Slow inhibitory postsynaptic potentials and hyperpolarization evoked by noradrenaline in the neurones of mammalian sympathetic ganglion.

Slow IPSPs evoked in the neurones of rabbit isolated superior cervical ganglion by repetitive orthodromic stimulation, and a response evoked in the neurones of this ganglion by perfusion of noradrenaline, were studied using intracellular microelectrodes. Slow IPSPs were observed in 36% of neurones studied, and when investigated after treatment with D-tubocurarine and neostigmine, had a mean amplitude of 4.4 +/- 0.2 mV (mean +/- S.E.) and duration of 5 sec to 1.5 min. Two types of slow IPSPs occurring in different neurones were found. The slow IPSP of the first type was followed by a decrease in cell input resistance, was increased by depolarization and decreased by hyperpolarization of the membrane, with the reversal potential, if estimated by extrapolation method, equal to -77.8 +/- 3.3 mV. The slow IPSP of the second type was not followed by any change in cell input resistance, was increased by hyperpolarization and decreased by depolarization. The slow IPSP of the second type was reversibly blocked by phentolamine (1.4 X 10(-4) M). Noradrenaline (1 X 10(-4) M) evoked hyperpolarization or hyperpolarization followed by depolarization in 55% of the neurones studied. Hyperpolarization evoked by noradrenaline had a mean amplitude to 5.0 +/- 0.2 mV, was not followed by any change in cell input resistance, was reversibly blocked by phentolamine (1.4 X 10(-4) M), and was decreased by both depolarization and hyperpolarization of the cell membrane.
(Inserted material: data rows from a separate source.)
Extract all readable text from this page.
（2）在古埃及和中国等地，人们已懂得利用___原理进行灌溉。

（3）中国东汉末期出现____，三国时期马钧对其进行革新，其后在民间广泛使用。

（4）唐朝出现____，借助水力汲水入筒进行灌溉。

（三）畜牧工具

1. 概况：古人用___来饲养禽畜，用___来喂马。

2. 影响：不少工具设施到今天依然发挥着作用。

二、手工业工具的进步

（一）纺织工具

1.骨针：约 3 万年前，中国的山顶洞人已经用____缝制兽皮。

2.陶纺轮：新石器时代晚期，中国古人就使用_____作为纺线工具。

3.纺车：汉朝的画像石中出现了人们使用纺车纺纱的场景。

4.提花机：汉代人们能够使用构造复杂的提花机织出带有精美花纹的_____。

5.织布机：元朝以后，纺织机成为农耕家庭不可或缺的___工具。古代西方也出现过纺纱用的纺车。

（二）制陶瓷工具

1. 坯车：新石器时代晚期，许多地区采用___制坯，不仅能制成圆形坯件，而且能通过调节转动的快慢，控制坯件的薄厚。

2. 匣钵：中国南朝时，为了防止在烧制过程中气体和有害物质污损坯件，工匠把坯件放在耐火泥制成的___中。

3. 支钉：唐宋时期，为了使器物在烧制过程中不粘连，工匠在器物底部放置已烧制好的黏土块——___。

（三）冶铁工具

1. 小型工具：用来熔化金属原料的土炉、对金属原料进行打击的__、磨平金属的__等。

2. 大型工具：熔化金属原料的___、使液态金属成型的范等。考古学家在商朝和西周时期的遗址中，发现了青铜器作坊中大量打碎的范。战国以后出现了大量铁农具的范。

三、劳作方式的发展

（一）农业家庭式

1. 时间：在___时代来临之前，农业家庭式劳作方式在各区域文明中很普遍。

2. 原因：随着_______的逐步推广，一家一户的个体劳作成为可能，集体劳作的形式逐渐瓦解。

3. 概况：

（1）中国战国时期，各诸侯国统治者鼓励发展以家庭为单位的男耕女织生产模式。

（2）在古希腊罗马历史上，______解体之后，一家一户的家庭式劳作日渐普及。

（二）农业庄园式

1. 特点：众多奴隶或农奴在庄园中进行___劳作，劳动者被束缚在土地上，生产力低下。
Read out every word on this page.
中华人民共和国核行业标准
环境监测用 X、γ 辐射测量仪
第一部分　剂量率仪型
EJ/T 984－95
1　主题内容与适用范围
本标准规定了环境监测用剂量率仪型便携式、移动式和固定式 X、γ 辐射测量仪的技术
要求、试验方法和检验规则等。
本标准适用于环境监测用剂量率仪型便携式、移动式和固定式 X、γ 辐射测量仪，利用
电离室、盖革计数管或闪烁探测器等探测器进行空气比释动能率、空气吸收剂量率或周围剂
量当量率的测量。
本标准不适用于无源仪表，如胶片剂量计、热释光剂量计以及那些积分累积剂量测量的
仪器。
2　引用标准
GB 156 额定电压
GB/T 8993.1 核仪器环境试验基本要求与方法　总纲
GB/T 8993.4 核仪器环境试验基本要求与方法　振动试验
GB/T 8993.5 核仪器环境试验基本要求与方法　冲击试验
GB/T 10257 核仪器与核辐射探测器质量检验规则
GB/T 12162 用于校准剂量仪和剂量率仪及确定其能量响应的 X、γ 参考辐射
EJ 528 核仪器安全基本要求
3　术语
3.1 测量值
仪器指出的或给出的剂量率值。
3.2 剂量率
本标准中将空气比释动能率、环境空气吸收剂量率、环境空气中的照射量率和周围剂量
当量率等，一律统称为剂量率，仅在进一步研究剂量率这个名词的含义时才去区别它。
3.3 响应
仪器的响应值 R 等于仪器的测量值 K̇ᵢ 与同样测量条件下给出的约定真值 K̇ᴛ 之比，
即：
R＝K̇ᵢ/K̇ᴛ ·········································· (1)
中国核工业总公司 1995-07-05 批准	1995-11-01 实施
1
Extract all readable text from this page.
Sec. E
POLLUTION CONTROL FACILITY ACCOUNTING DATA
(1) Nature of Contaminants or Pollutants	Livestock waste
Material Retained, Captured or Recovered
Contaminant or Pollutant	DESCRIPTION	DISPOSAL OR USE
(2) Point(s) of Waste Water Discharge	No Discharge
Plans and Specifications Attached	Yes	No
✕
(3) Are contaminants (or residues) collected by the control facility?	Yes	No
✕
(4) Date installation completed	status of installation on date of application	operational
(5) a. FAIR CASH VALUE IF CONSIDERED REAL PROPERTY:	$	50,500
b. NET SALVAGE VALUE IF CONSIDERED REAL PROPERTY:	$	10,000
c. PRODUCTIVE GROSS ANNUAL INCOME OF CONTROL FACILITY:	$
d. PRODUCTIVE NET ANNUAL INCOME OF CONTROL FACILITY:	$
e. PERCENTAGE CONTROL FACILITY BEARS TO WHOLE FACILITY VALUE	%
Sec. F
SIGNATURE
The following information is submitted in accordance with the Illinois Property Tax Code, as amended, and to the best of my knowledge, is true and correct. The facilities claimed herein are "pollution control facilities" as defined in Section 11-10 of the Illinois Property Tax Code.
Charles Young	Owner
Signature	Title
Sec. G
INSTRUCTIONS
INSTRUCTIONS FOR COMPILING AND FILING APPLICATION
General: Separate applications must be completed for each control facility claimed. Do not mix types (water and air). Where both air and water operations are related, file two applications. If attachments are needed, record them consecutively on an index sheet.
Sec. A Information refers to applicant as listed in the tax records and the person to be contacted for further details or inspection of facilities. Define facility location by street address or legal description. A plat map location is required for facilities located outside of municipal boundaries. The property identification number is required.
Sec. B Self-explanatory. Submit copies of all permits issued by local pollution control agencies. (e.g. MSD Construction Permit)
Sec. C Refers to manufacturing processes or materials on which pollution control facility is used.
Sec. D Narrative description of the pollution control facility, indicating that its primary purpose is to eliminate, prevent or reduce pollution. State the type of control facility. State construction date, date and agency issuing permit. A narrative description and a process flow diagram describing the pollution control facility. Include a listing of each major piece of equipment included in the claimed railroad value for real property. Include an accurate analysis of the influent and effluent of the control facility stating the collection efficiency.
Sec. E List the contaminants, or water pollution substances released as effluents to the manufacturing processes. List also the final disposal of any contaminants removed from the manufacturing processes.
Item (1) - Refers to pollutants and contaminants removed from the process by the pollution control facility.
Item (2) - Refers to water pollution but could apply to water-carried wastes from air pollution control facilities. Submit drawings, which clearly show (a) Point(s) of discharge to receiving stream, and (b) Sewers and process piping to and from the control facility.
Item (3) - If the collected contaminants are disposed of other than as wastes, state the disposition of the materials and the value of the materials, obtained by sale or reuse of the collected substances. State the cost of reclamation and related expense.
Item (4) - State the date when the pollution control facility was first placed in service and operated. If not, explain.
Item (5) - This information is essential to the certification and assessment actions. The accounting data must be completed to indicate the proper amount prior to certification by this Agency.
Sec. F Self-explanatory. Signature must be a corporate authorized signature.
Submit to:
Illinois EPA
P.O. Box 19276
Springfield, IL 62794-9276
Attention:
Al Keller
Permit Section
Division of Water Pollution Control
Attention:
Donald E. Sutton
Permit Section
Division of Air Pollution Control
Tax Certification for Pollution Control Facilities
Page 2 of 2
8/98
It has been concluded that there are two groups of neurones in superior cervical ganglia, different with respect to the ionic mechanisms underlying the slow IPSP. In the first group of neurones the slow IPSP is probably due to an increase in potassium permeability of the membrane. The ionic mechanisms underlying the slow IPSP in the second group of neurones of noradrenaline-induced hyperpolarization remain unclear.